The onerous terms of legacy banks, punishing inflation, and tough forex markets in many African countries have collided with a youthful, creative explosion online to drive interest in crypto-commerce markets over the last year. The technology has effectively opened up a subset of the global art world for a variety of young African artists via a non-traditional route which circumvents majors galleries and international art shows. And at the same time it brings them into venues that could have taken a lifetime to enter. In October, Nigeria’s digital artist Osinachi became the first African NFT artist to be featured at the global auction house Christie’s in London.
Young Zimbabwean artists like Musekiwa and Hulio are now building awareness of digital art and the commercial possibilities of NFTs to pave the way for others like them. “I run a podcast called Artist to Artist. We talk of monetizing NFTs; we ally with domestic crypto corporations like CoinMadi, teaching people how to get into crypto,” Musekiwa told Rest of World.
The emergence of NFT marketplaces like GhostMarket has captured the imagination of young Zimbabwean artists, explained Carter Mavhiza, an artworks auctioneer in Harare. This trend is slowly helping digital artists make a proper living in Zimbabwe, said Hulio, refusing to confirm the amount he has earned by selling NFTs. Media reports peg his earnings at “thousands of dollars.” He told Rest of World the DMX NFT he sold was “a big win.”
“I have to go through hoops to get the cash into my hand.”
But NFTs are not a straightforward quick money opportunity. Formidable legacy infrastructure obstacles still lie in wait. Zimbabwe has long been seen as a high-risk location in the eyes of Western tech and financial regulators. The artists said the biggest online marketplaces for NFTs, like OpenSea, block transactions via virtual private networks from Zimbabwe.
Musekiwa said he “always struggles” to get a strong enough connection when trying to sell his art on NFT marketplaces. He claimed his internet connection either gets slowed or blocked, even though it uses a VPN to help mask a user’s location from American financial institutions concerned about triggering U.S. sanctions against Zimbabwean financial institutions. In September, Deutsche Bank cut its provision of correspondent bank services to a local Zimbabwe bank.

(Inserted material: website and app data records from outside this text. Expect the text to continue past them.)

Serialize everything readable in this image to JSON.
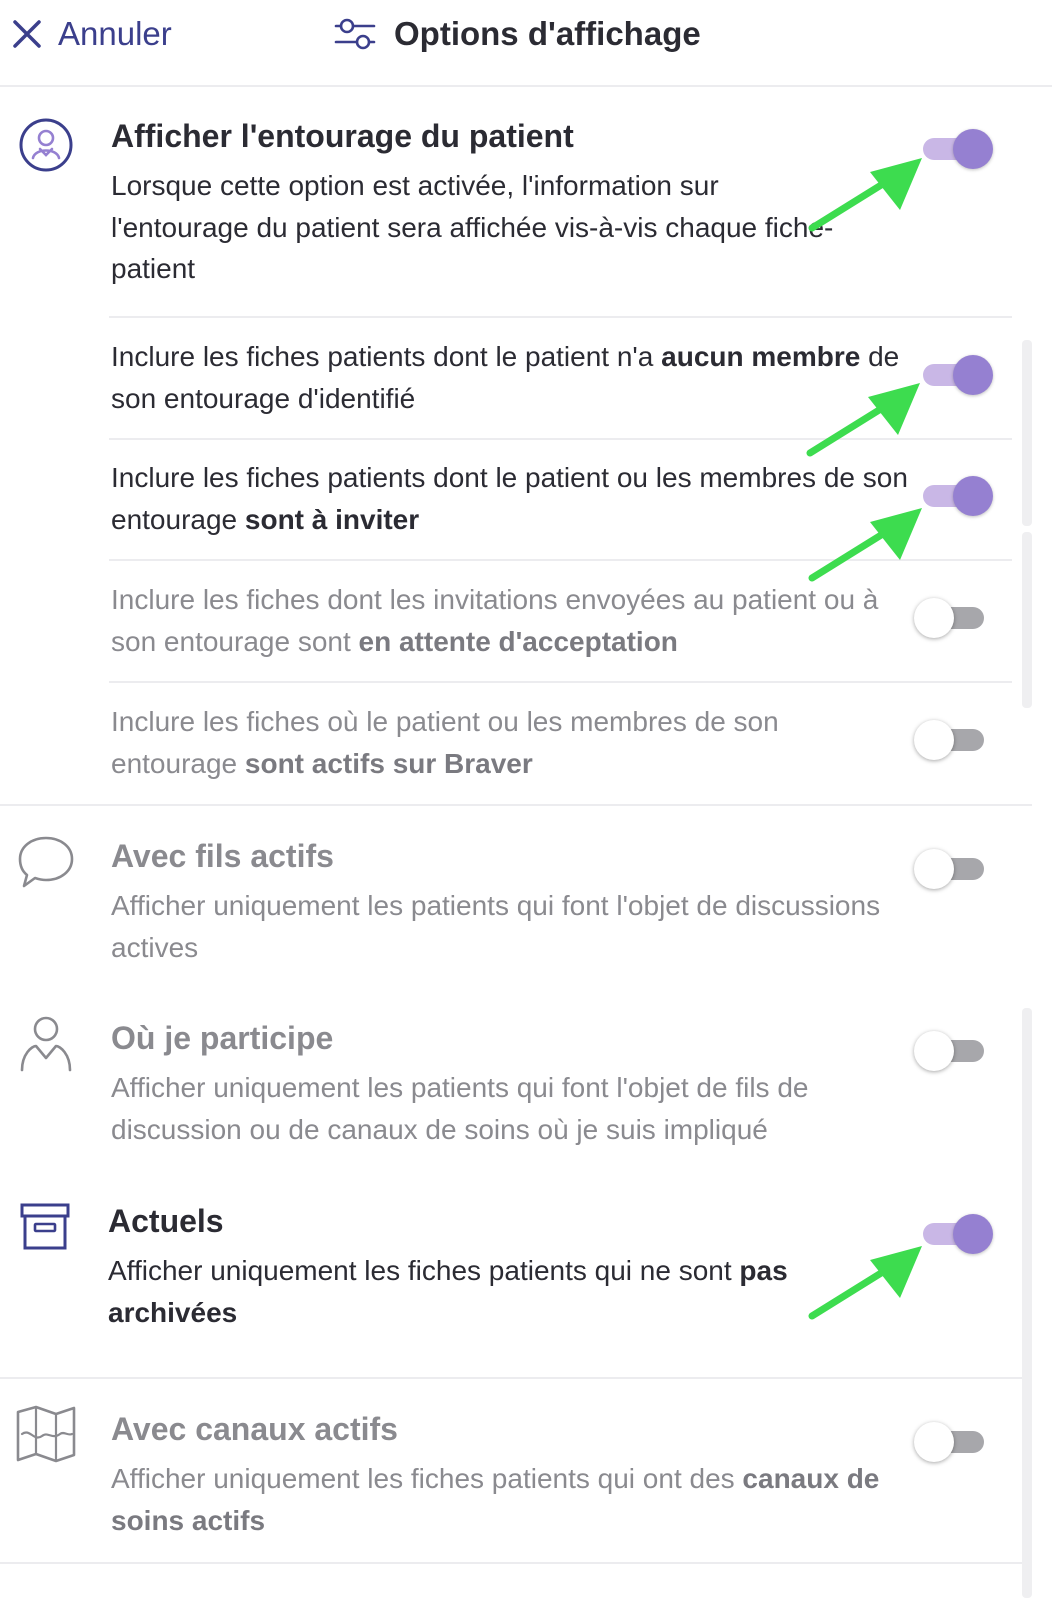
{
  "header": {
    "cancel_label": "Annuler",
    "title": "Options d'affichage"
  },
  "sections": {
    "entourage": {
      "title": "Afficher l'entourage du patient",
      "description": "Lorsque cette option est activée, l'information sur l'entourage du patient sera affichée vis-à-vis chaque fiche-patient",
      "enabled": true,
      "icon": "user-circle-icon"
    },
    "sub_options": [
      {
        "text_before": "Inclure les fiches patients dont le patient n'a ",
        "bold": "aucun membre",
        "text_after": " de son entourage d'identifié",
        "enabled": true
      },
      {
        "text_before": "Inclure les fiches patients dont le patient ou les membres de son entourage ",
        "bold": "sont à inviter",
        "text_after": "",
        "enabled": true
      },
      {
        "text_before": "Inclure les fiches dont les invitations envoyées au patient ou à son entourage sont ",
        "bold": "en attente d'acceptation",
        "text_after": "",
        "enabled": false
      },
      {
        "text_before": "Inclure les fiches où le patient ou les membres de son entourage ",
        "bold": "sont actifs sur Braver",
        "text_after": "",
        "enabled": false
      }
    ],
    "fils_actifs": {
      "title": "Avec fils actifs",
      "description": "Afficher uniquement les patients qui font l'objet de discussions actives",
      "enabled": false,
      "icon": "speech-bubble-icon"
    },
    "participe": {
      "title": "Où je participe",
      "description": "Afficher uniquement les patients qui font l'objet de fils de discussion ou de canaux de soins où je suis impliqué",
      "enabled": false,
      "icon": "person-icon"
    },
    "actuels": {
      "title": "Actuels",
      "desc_before": "Afficher uniquement les fiches patients qui ne sont ",
      "desc_bold": "pas archivées",
      "enabled": true,
      "icon": "archive-box-icon"
    },
    "canaux_actifs": {
      "title": "Avec canaux actifs",
      "desc_before": "Afficher uniquement les fiches patients qui ont des ",
      "desc_bold": "canaux de soins actifs",
      "enabled": false,
      "icon": "map-icon"
    }
  },
  "colors": {
    "accent": "#9580d1",
    "accent_track": "#c9b7e6",
    "header_link": "#3b3f8c",
    "arrow": "#3ddc4f"
  }
}
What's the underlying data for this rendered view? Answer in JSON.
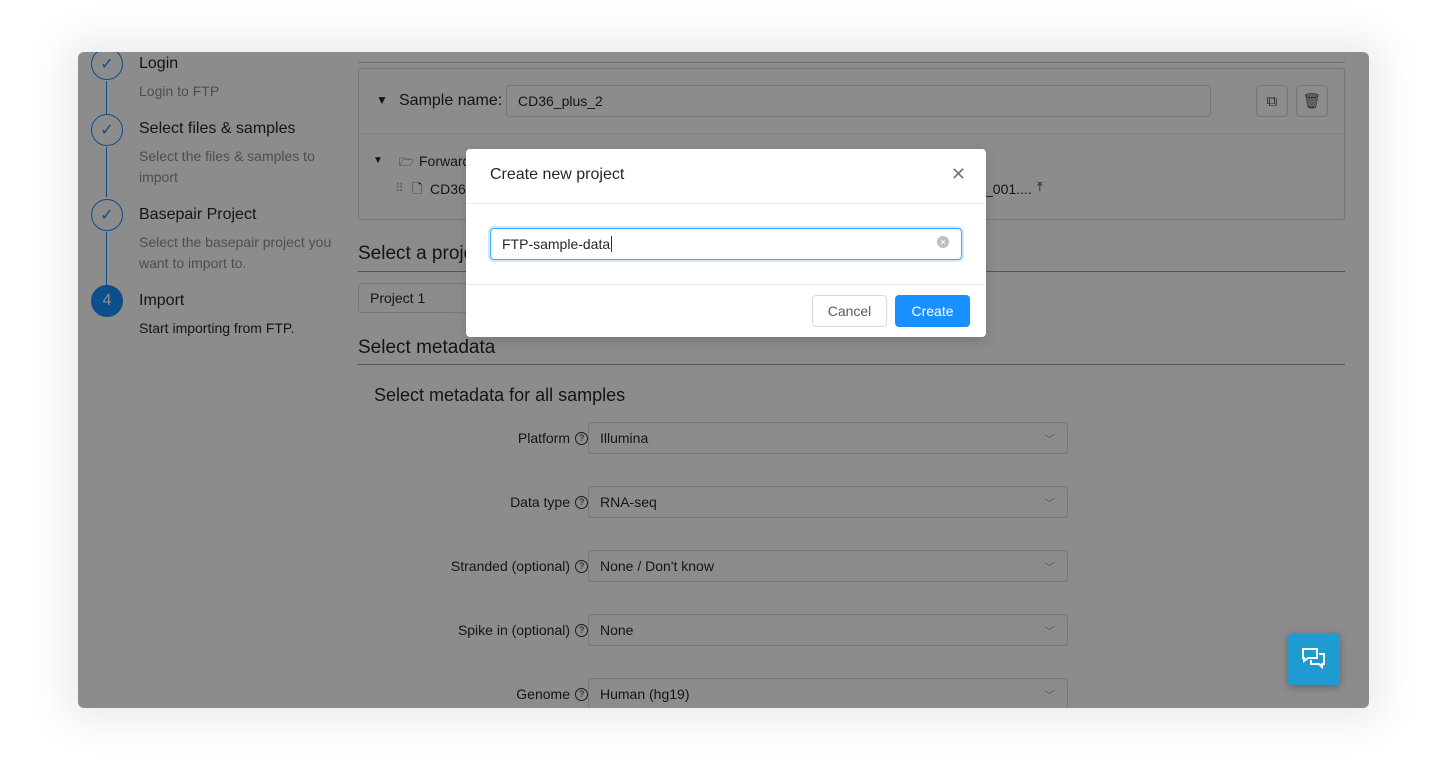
{
  "steps": [
    {
      "title": "Login",
      "desc": "Login to FTP",
      "status": "done"
    },
    {
      "title": "Select files & samples",
      "desc": "Select the files & samples to import",
      "status": "done"
    },
    {
      "title": "Basepair Project",
      "desc": "Select the basepair project you want to import to.",
      "status": "done"
    },
    {
      "title": "Import",
      "desc": "Start importing from FTP.",
      "number": "4",
      "status": "current"
    }
  ],
  "sample": {
    "label": "Sample name:",
    "value": "CD36_plus_2",
    "folder": "Forward",
    "file_start": "CD36",
    "file_end": "_001...."
  },
  "project": {
    "heading": "Select a project",
    "selected": "Project 1"
  },
  "metadata": {
    "heading": "Select metadata",
    "subheading": "Select metadata for all samples",
    "fields": [
      {
        "label": "Platform",
        "value": "Illumina"
      },
      {
        "label": "Data type",
        "value": "RNA-seq"
      },
      {
        "label": "Stranded (optional)",
        "value": "None / Don't know"
      },
      {
        "label": "Spike in (optional)",
        "value": "None"
      },
      {
        "label": "Genome",
        "value": "Human (hg19)"
      }
    ]
  },
  "modal": {
    "title": "Create new project",
    "input_value": "FTP-sample-data",
    "cancel": "Cancel",
    "create": "Create"
  },
  "colors": {
    "primary": "#1890ff",
    "chat": "#1f9bd1"
  }
}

“I mint the NFTs and sell them on the blockchain, but I have to go through hoops to get the cash into my hand. Getting paid online is hard here in Zimbabwe,” says Musekiwa.
For this reason, a workaround informal cash remittance economy based on trust has developed, moving funds between Zimbabwe and Johannesburg to London, elsewhere, and back. Hulio explained that, in spite of his new-found fame and success as a groundbreaking NFT artist, he has had to resort to these informal channels to reap the benefits. “Zimbabwe was always going to be a challenge in trying to receive payments,” he said. “Fortunately, I have a brother overseas, who makes his account available in the U.K.”